Because of the women’s brain and its tendency to “ignite language”, code switching seems like the perfect opportunity to learn to effectively communicate with men. As Martinez recounts within his piece on Mexican Americans, “[they] use code switching in order to fulfill certain linguistic functions that are part and parcel of the reality of being bilingual. Code switching is used to fill lexical gaps, to preserve the force of linguistic routines, and in triggered response to other code switches. In addition, however, code switching is used to fulfill social obligations” (107). Code switching among men and women can be amended from Martinez’s Mexican American dichotomy: women use code switching in order to successfully communicate with men. Their bilingualism can be attributed to the English speech that is gendered (separate forms of English vernacular that can be coded as inherently masculine or inherently feminine) and their code switching from feminine to masculine speech is to fill the lexical gaps inherent within these different forms of communication. Code switching in this case is also used to fulfill social obligations, as Martinez says.

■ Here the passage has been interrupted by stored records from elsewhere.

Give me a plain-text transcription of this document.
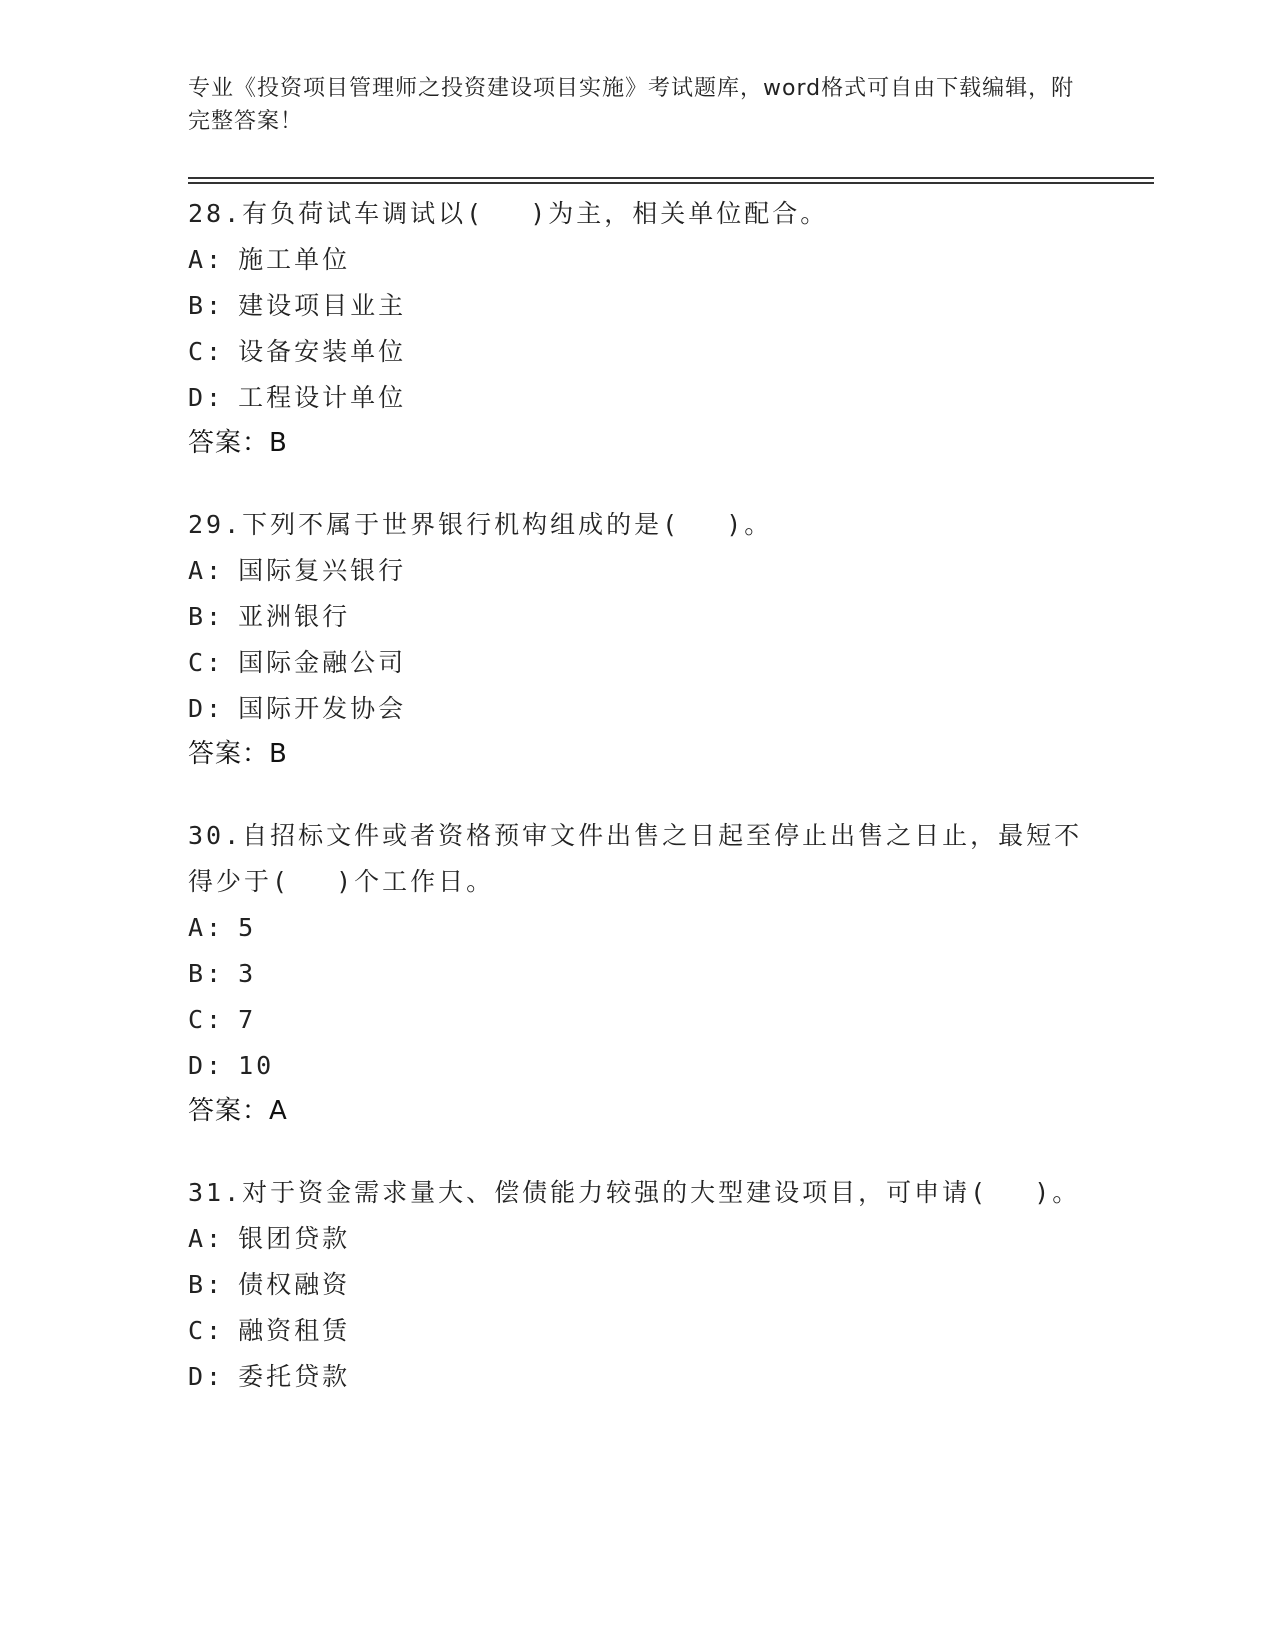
专业《投资项目管理师之投资建设项目实施》考试题库，word格式可自由下载编辑，附完整答案！

28.有负荷试车调试以(　 )为主，相关单位配合。

A: 施工单位
B: 建设项目业主
C: 设备安装单位
D: 工程设计单位

答案：B

29.下列不属于世界银行机构组成的是(　 )。

A: 国际复兴银行
B: 亚洲银行
C: 国际金融公司
D: 国际开发协会

答案：B

30.自招标文件或者资格预审文件出售之日起至停止出售之日止，最短不得少于(　 )个工作日。

A: 5
B: 3
C: 7
D: 10

答案：A

31.对于资金需求量大、偿债能力较强的大型建设项目，可申请(　 )。

A: 银团贷款
B: 债权融资
C: 融资租赁
D: 委托贷款
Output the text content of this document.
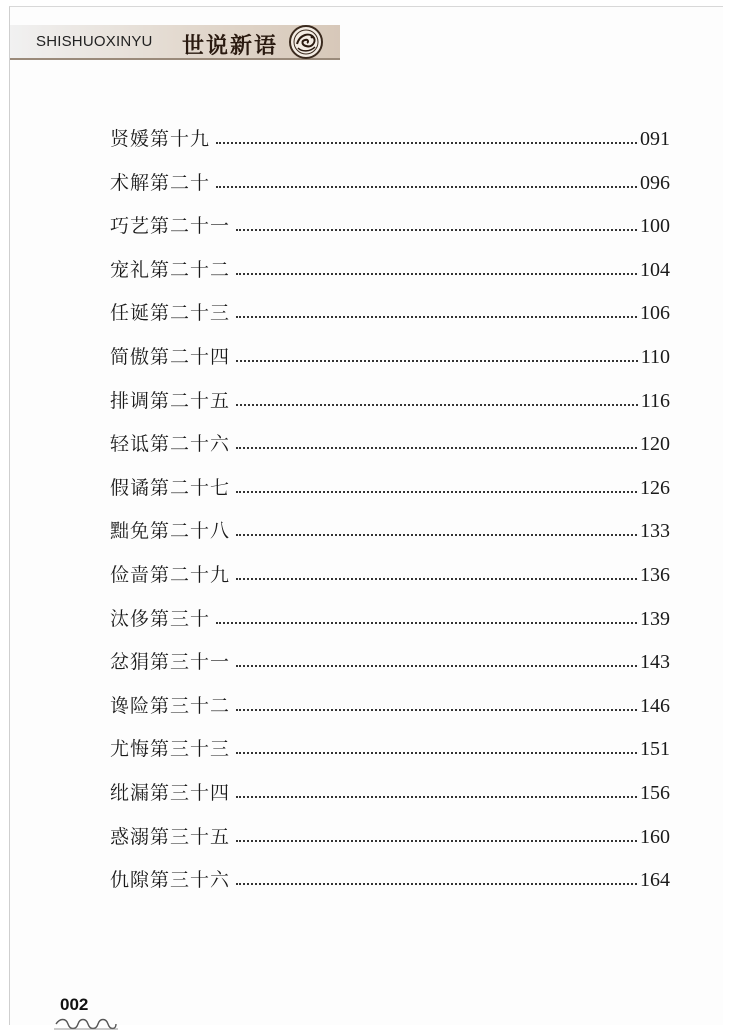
SHISHUOXINYU 世说新语
贤媛第十九	091
术解第二十	096
巧艺第二十一	100
宠礼第二十二	104
任诞第二十三	106
简傲第二十四	110
排调第二十五	116
轻诋第二十六	120
假谲第二十七	126
黜免第二十八	133
俭啬第二十九	136
汰侈第三十	139
忿狷第三十一	143
谗险第三十二	146
尤悔第三十三	151
纰漏第三十四	156
惑溺第三十五	160
仇隙第三十六	164
002
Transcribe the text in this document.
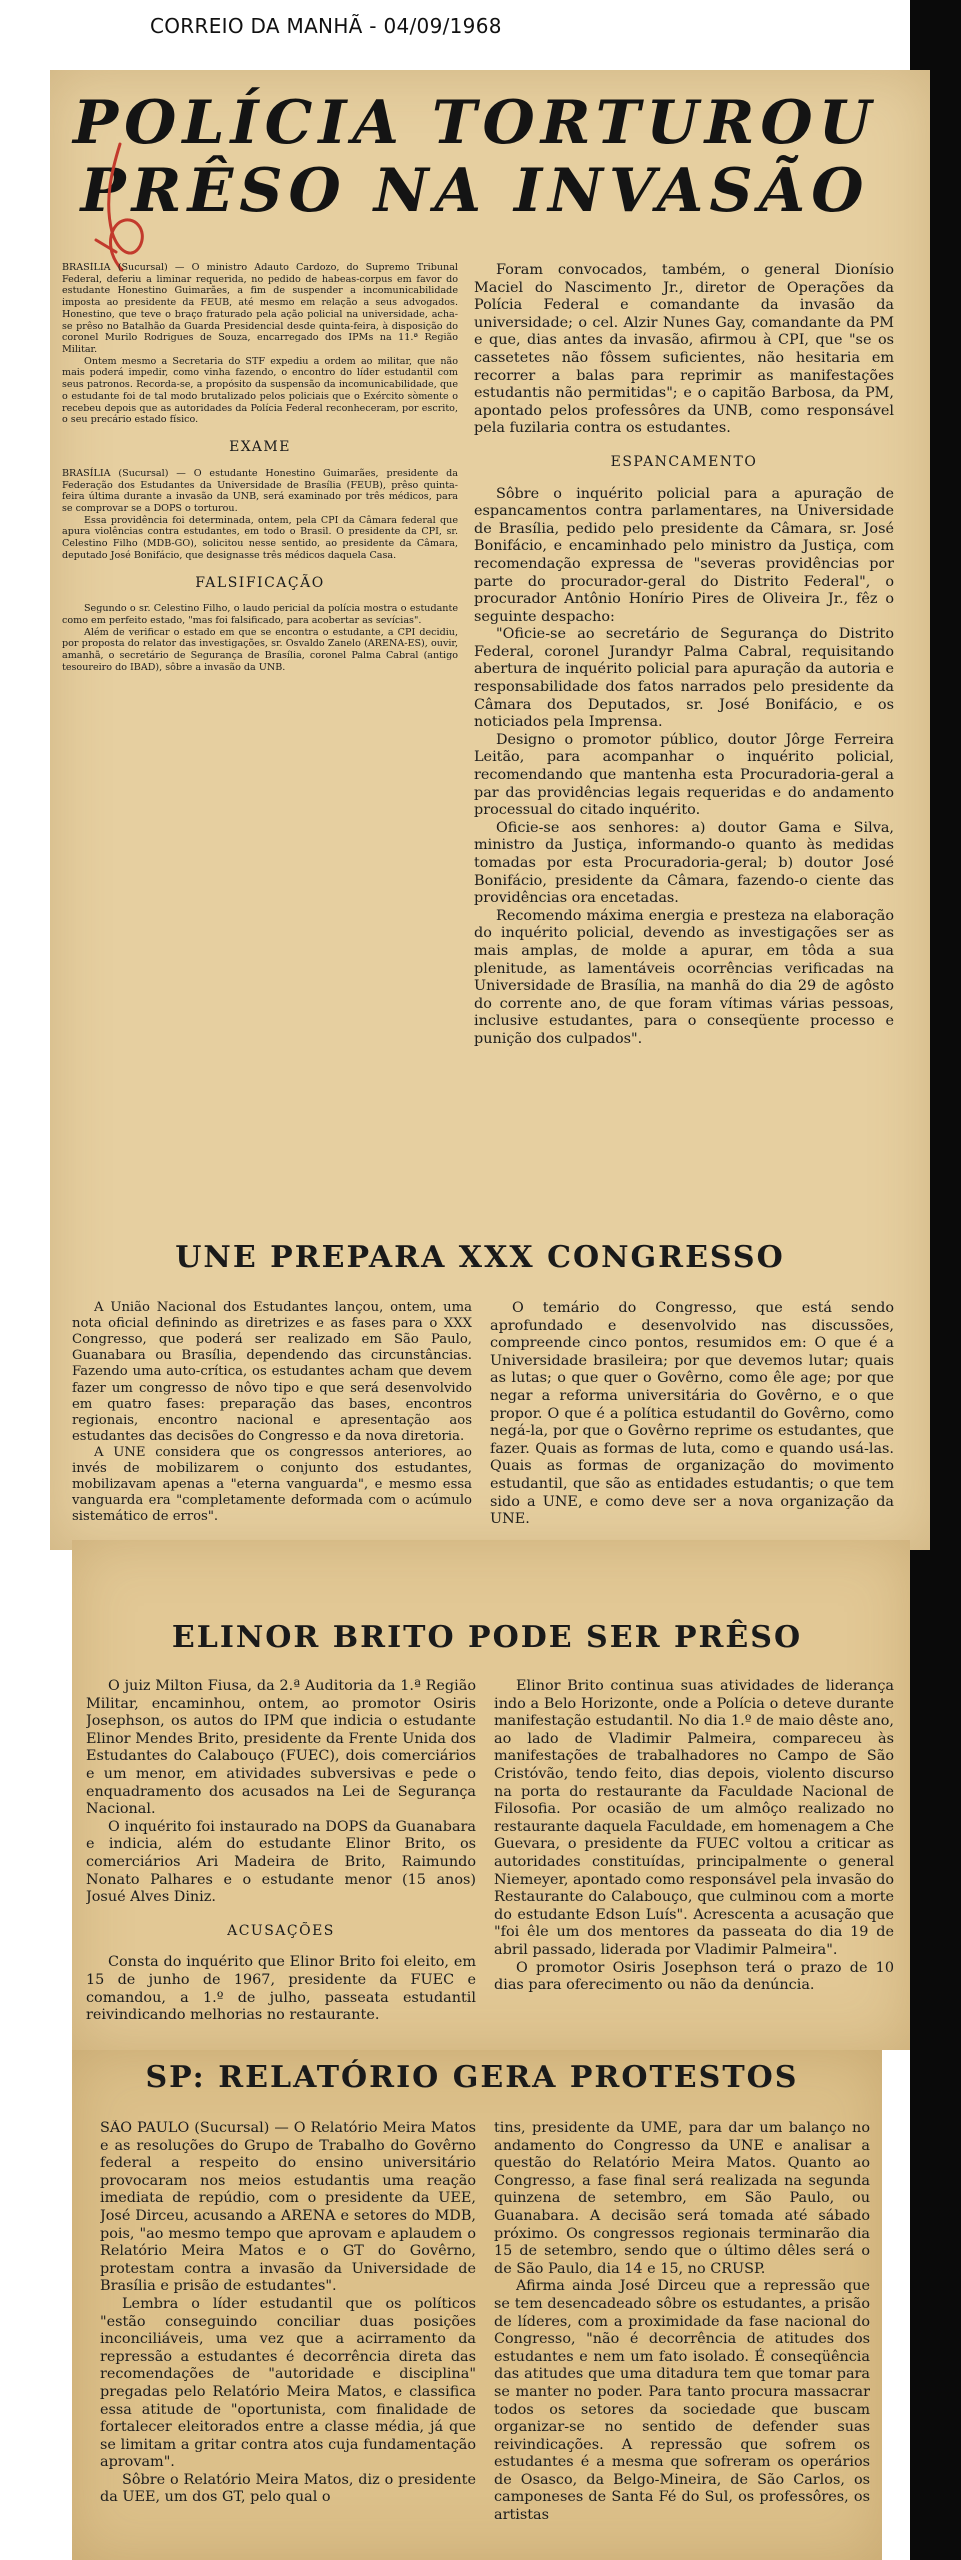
CORREIO DA MANHÃ - 04/09/1968
POLÍCIA TORTUROU
PRÊSO NA INVASÃO

BRASÍLIA (Sucursal) — O ministro Adauto Cardozo, do Supremo Tribunal Federal, deferiu a liminar requerida, no pedido de habeas-corpus em favor do estudante Honestino Guimarães, a fim de suspender a incomunicabilidade imposta ao presidente da FEUB, até mesmo em relação a seus advogados. Honestino, que teve o braço fraturado pela ação policial na universidade, acha-se prêso no Batalhão da Guarda Presidencial desde quinta-feira, à disposição do coronel Murilo Rodrigues de Souza, encarregado dos IPMs na 11.ª Região Militar.

Ontem mesmo a Secretaria do STF expediu a ordem ao militar, que não mais poderá impedir, como vinha fazendo, o encontro do líder estudantil com seus patronos. Recorda-se, a propósito da suspensão da incomunicabilidade, que o estudante foi de tal modo brutalizado pelos policiais que o Exército sòmente o recebeu depois que as autoridades da Polícia Federal reconheceram, por escrito, o seu precário estado físico.

EXAME

BRASÍLIA (Sucursal) — O estudante Honestino Guimarães, presidente da Federação dos Estudantes da Universidade de Brasília (FEUB), prêso quinta-feira última durante a invasão da UNB, será examinado por três médicos, para se comprovar se a DOPS o torturou.

Essa providência foi determinada, ontem, pela CPI da Câmara federal que apura violências contra estudantes, em todo o Brasil. O presidente da CPI, sr. Celestino Filho (MDB-GO), solicitou nesse sentido, ao presidente da Câmara, deputado José Bonifácio, que designasse três médicos daquela Casa.

FALSIFICAÇÃO

Segundo o sr. Celestino Filho, o laudo pericial da polícia mostra o estudante como em perfeito estado, "mas foi falsificado, para acobertar as sevícias".

Além de verificar o estado em que se encontra o estudante, a CPI decidiu, por proposta do relator das investigações, sr. Osvaldo Zanelo (ARENA-ES), ouvir, amanhã, o secretário de Segurança de Brasília, coronel Palma Cabral (antigo tesoureiro do IBAD), sôbre a invasão da UNB.

Foram convocados, também, o general Dionísio Maciel do Nascimento Jr., diretor de Operações da Polícia Federal e comandante da invasão da universidade; o cel. Alzir Nunes Gay, comandante da PM e que, dias antes da invasão, afirmou à CPI, que "se os cassetetes não fôssem suficientes, não hesitaria em recorrer a balas para reprimir as manifestações estudantis não permitidas"; e o capitão Barbosa, da PM, apontado pelos professôres da UNB, como responsável pela fuzilaria contra os estudantes.

ESPANCAMENTO

Sôbre o inquérito policial para a apuração de espancamentos contra parlamentares, na Universidade de Brasília, pedido pelo presidente da Câmara, sr. José Bonifácio, e encaminhado pelo ministro da Justiça, com recomendação expressa de "severas providências por parte do procurador-geral do Distrito Federal", o procurador Antônio Honírio Pires de Oliveira Jr., fêz o seguinte despacho:

"Oficie-se ao secretário de Segurança do Distrito Federal, coronel Jurandyr Palma Cabral, requisitando abertura de inquérito policial para apuração da autoria e responsabilidade dos fatos narrados pelo presidente da Câmara dos Deputados, sr. José Bonifácio, e os noticiados pela Imprensa.

Designo o promotor público, doutor Jôrge Ferreira Leitão, para acompanhar o inquérito policial, recomendando que mantenha esta Procuradoria-geral a par das providências legais requeridas e do andamento processual do citado inquérito.

Oficie-se aos senhores: a) doutor Gama e Silva, ministro da Justiça, informando-o quanto às medidas tomadas por esta Procuradoria-geral; b) doutor José Bonifácio, presidente da Câmara, fazendo-o ciente das providências ora encetadas.

Recomendo máxima energia e presteza na elaboração do inquérito policial, devendo as investigações ser as mais amplas, de molde a apurar, em tôda a sua plenitude, as lamentáveis ocorrências verificadas na Universidade de Brasília, na manhã do dia 29 de agôsto do corrente ano, de que foram vítimas várias pessoas, inclusive estudantes, para o conseqüente processo e punição dos culpados".

UNE PREPARA XXX CONGRESSO

A União Nacional dos Estudantes lançou, ontem, uma nota oficial definindo as diretrizes e as fases para o XXX Congresso, que poderá ser realizado em São Paulo, Guanabara ou Brasília, dependendo das circunstâncias. Fazendo uma auto-crítica, os estudantes acham que devem fazer um congresso de nôvo tipo e que será desenvolvido em quatro fases: preparação das bases, encontros regionais, encontro nacional e apresentação aos estudantes das decisões do Congresso e da nova diretoria.

A UNE considera que os congressos anteriores, ao invés de mobilizarem o conjunto dos estudantes, mobilizavam apenas a "eterna vanguarda", e mesmo essa vanguarda era "completamente deformada com o acúmulo sistemático de erros".

O temário do Congresso, que está sendo aprofundado e desenvolvido nas discussões, compreende cinco pontos, resumidos em: O que é a Universidade brasileira; por que devemos lutar; quais as lutas; o que quer o Govêrno, como êle age; por que negar a reforma universitária do Govêrno, e o que propor. O que é a política estudantil do Govêrno, como negá-la, por que o Govêrno reprime os estudantes, que fazer. Quais as formas de luta, como e quando usá-las. Quais as formas de organização do movimento estudantil, que são as entidades estudantis; o que tem sido a UNE, e como deve ser a nova organização da UNE.

ELINOR BRITO PODE SER PRÊSO

O juiz Milton Fiusa, da 2.ª Auditoria da 1.ª Região Militar, encaminhou, ontem, ao promotor Osiris Josephson, os autos do IPM que indicia o estudante Elinor Mendes Brito, presidente da Frente Unida dos Estudantes do Calabouço (FUEC), dois comerciários e um menor, em atividades subversivas e pede o enquadramento dos acusados na Lei de Segurança Nacional.

O inquérito foi instaurado na DOPS da Guanabara e indicia, além do estudante Elinor Brito, os comerciários Ari Madeira de Brito, Raimundo Nonato Palhares e o estudante menor (15 anos) Josué Alves Diniz.

ACUSAÇÕES

Consta do inquérito que Elinor Brito foi eleito, em 15 de junho de 1967, presidente da FUEC e comandou, a 1.º de julho, passeata estudantil reivindicando melhorias no restaurante.

Elinor Brito continua suas atividades de liderança indo a Belo Horizonte, onde a Polícia o deteve durante manifestação estudantil. No dia 1.º de maio dêste ano, ao lado de Vladimir Palmeira, compareceu às manifestações de trabalhadores no Campo de São Cristóvão, tendo feito, dias depois, violento discurso na porta do restaurante da Faculdade Nacional de Filosofia. Por ocasião de um almôço realizado no restaurante daquela Faculdade, em homenagem a Che Guevara, o presidente da FUEC voltou a criticar as autoridades constituídas, principalmente o general Niemeyer, apontado como responsável pela invasão do Restaurante do Calabouço, que culminou com a morte do estudante Edson Luís". Acrescenta a acusação que "foi êle um dos mentores da passeata do dia 19 de abril passado, liderada por Vladimir Palmeira".

O promotor Osiris Josephson terá o prazo de 10 dias para oferecimento ou não da denúncia.

SP: RELATÓRIO GERA PROTESTOS

SÃO PAULO (Sucursal) — O Relatório Meira Matos e as resoluções do Grupo de Trabalho do Govêrno federal a respeito do ensino universitário provocaram nos meios estudantis uma reação imediata de repúdio, com o presidente da UEE, José Dirceu, acusando a ARENA e setores do MDB, pois, "ao mesmo tempo que aprovam e aplaudem o Relatório Meira Matos e o GT do Govêrno, protestam contra a invasão da Universidade de Brasília e prisão de estudantes".

Lembra o líder estudantil que os políticos "estão conseguindo conciliar duas posições inconciliáveis, uma vez que a acirramento da repressão a estudantes é decorrência direta das recomendações de "autoridade e disciplina" pregadas pelo Relatório Meira Matos, e classifica essa atitude de "oportunista, com finalidade de fortalecer eleitorados entre a classe média, já que se limitam a gritar contra atos cuja fundamentação aprovam".

Sôbre o Relatório Meira Matos, diz o presidente da UEE, um dos GT, pelo qual o

tins, presidente da UME, para dar um balanço no andamento do Congresso da UNE e analisar a questão do Relatório Meira Matos. Quanto ao Congresso, a fase final será realizada na segunda quinzena de setembro, em São Paulo, ou Guanabara. A decisão será tomada até sábado próximo. Os congressos regionais terminarão dia 15 de setembro, sendo que o último dêles será o de São Paulo, dia 14 e 15, no CRUSP.

Afirma ainda José Dirceu que a repressão que se tem desencadeado sôbre os estudantes, a prisão de líderes, com a proximidade da fase nacional do Congresso, "não é decorrência de atitudes dos estudantes e nem um fato isolado. É conseqüência das atitudes que uma ditadura tem que tomar para se manter no poder. Para tanto procura massacrar todos os setores da sociedade que buscam organizar-se no sentido de defender suas reivindicações. A repressão que sofrem os estudantes é a mesma que sofreram os operários de Osasco, da Belgo-Mineira, de São Carlos, os camponeses de Santa Fé do Sul, os professôres, os artistas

While initially, code switching between men and women may seem to be somewhat silly, in analyzing this interview as well as going over Martinez’s work I’ve been able to recognize more inherent forms of code switching that are a part of our every day lives. I can identity multiple ways in which men communicate with one another in ways that women do not (one thing that came to mind and can be examined later: handshakes!)—And because of this difference, there certainly are missing pieces (such as lexical gaps, as Martinez mentioned). It is worth noting Dr. Nelson’s point in writing this book: the inherent differences between men and women in regards to speech, and the attempts as a result of this to more strongly and successfully communicate with men in a way that acknowledges the gendered qualities of language.